Construction work for the project has begun onshore with offshore work due to start in 2017. The offshore wind farm will consist of five turbines of 41.5 MW capacity, providing enough clean energy to power 33,000 homes. The project has permission for a maximum total generating capacity of almost 100 MW with the power being transported to an electricity substation at Blyth to be constructed by Balfour Beatty.
The project is wholly owned by EDF Energies Nouvelles but will be built by EDF Energy Renewables, a 50-50 UK joint venture between EDF Energies Nouvelles and EDF Energy. It will use the latest generation offshore wind turbines, manufactured and installed by MHI Vestas Offshore Wind and will be the first project to use 66 kilovolt cable technology. This will be installed by VMBS who specialise in subsea power cable installation. . The standard voltage for cables has been 33Kv until now but with turbines growing in power a higher specification has been developed.

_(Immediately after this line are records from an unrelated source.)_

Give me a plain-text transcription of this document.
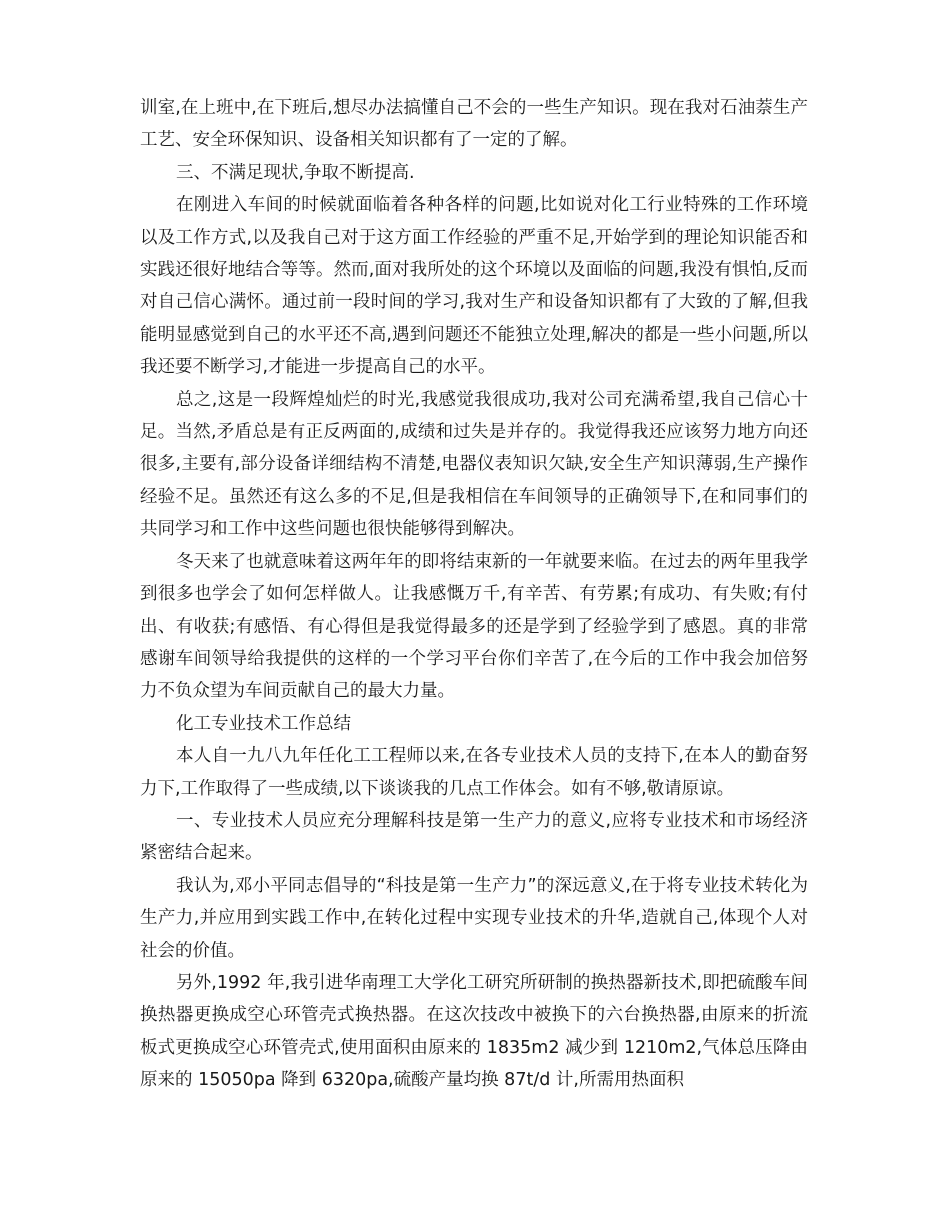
训室,在上班中,在下班后,想尽办法搞懂自己不会的一些生产知识。现在我对石油萘生产工艺、安全环保知识、设备相关知识都有了一定的了解。

三、不满足现状,争取不断提高.

在刚进入车间的时候就面临着各种各样的问题,比如说对化工行业特殊的工作环境以及工作方式,以及我自己对于这方面工作经验的严重不足,开始学到的理论知识能否和实践还很好地结合等等。然而,面对我所处的这个环境以及面临的问题,我没有惧怕,反而对自己信心满怀。通过前一段时间的学习,我对生产和设备知识都有了大致的了解,但我能明显感觉到自己的水平还不高,遇到问题还不能独立处理,解决的都是一些小问题,所以我还要不断学习,才能进一步提高自己的水平。

总之,这是一段辉煌灿烂的时光,我感觉我很成功,我对公司充满希望,我自己信心十足。当然,矛盾总是有正反两面的,成绩和过失是并存的。我觉得我还应该努力地方向还很多,主要有,部分设备详细结构不清楚,电器仪表知识欠缺,安全生产知识薄弱,生产操作经验不足。虽然还有这么多的不足,但是我相信在车间领导的正确领导下,在和同事们的共同学习和工作中这些问题也很快能够得到解决。

冬天来了也就意味着这两年年的即将结束新的一年就要来临。在过去的两年里我学到很多也学会了如何怎样做人。让我感慨万千,有辛苦、有劳累;有成功、有失败;有付出、有收获;有感悟、有心得但是我觉得最多的还是学到了经验学到了感恩。真的非常感谢车间领导给我提供的这样的一个学习平台你们辛苦了,在今后的工作中我会加倍努力不负众望为车间贡献自己的最大力量。

化工专业技术工作总结

本人自一九八九年任化工工程师以来,在各专业技术人员的支持下,在本人的勤奋努力下,工作取得了一些成绩,以下谈谈我的几点工作体会。如有不够,敬请原谅。

一、专业技术人员应充分理解科技是第一生产力的意义,应将专业技术和市场经济紧密结合起来。

我认为,邓小平同志倡导的“科技是第一生产力”的深远意义,在于将专业技术转化为生产力,并应用到实践工作中,在转化过程中实现专业技术的升华,造就自己,体现个人对社会的价值。

另外,1992 年,我引进华南理工大学化工研究所研制的换热器新技术,即把硫酸车间换热器更换成空心环管壳式换热器。在这次技改中被换下的六台换热器,由原来的折流板式更换成空心环管壳式,使用面积由原来的 1835m2 减少到 1210m2,气体总压降由原来的 15050pa 降到 6320pa,硫酸产量均换 87t/d 计,所需用热面积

The concrete gravity base foundations are the first of their kind to be built in the world and the new installation method of ‘float and sink’ will be used for the project. This is the first time this method has been used for wind turbines. The foundations will be designed and built by Royal BAM Group in the Neptune dry dock on the Tyne and will then be floated and sunk in position using tugs.
“As a company, we already have a strong presence in the North East, in low carbon electricity generation and serving customers including our first offshore wind farm at Teesside so we’re pleased to be able to add another project to our portfolio in the region” said Matthieu Hue, EDF Energy Renewables CEO. “We are delighted that the gravity based foundations will be made in Newcastle. The Port of Blyth will be used for operations and maintenance and the blades for the turbines will be made on the Isle of Wight.”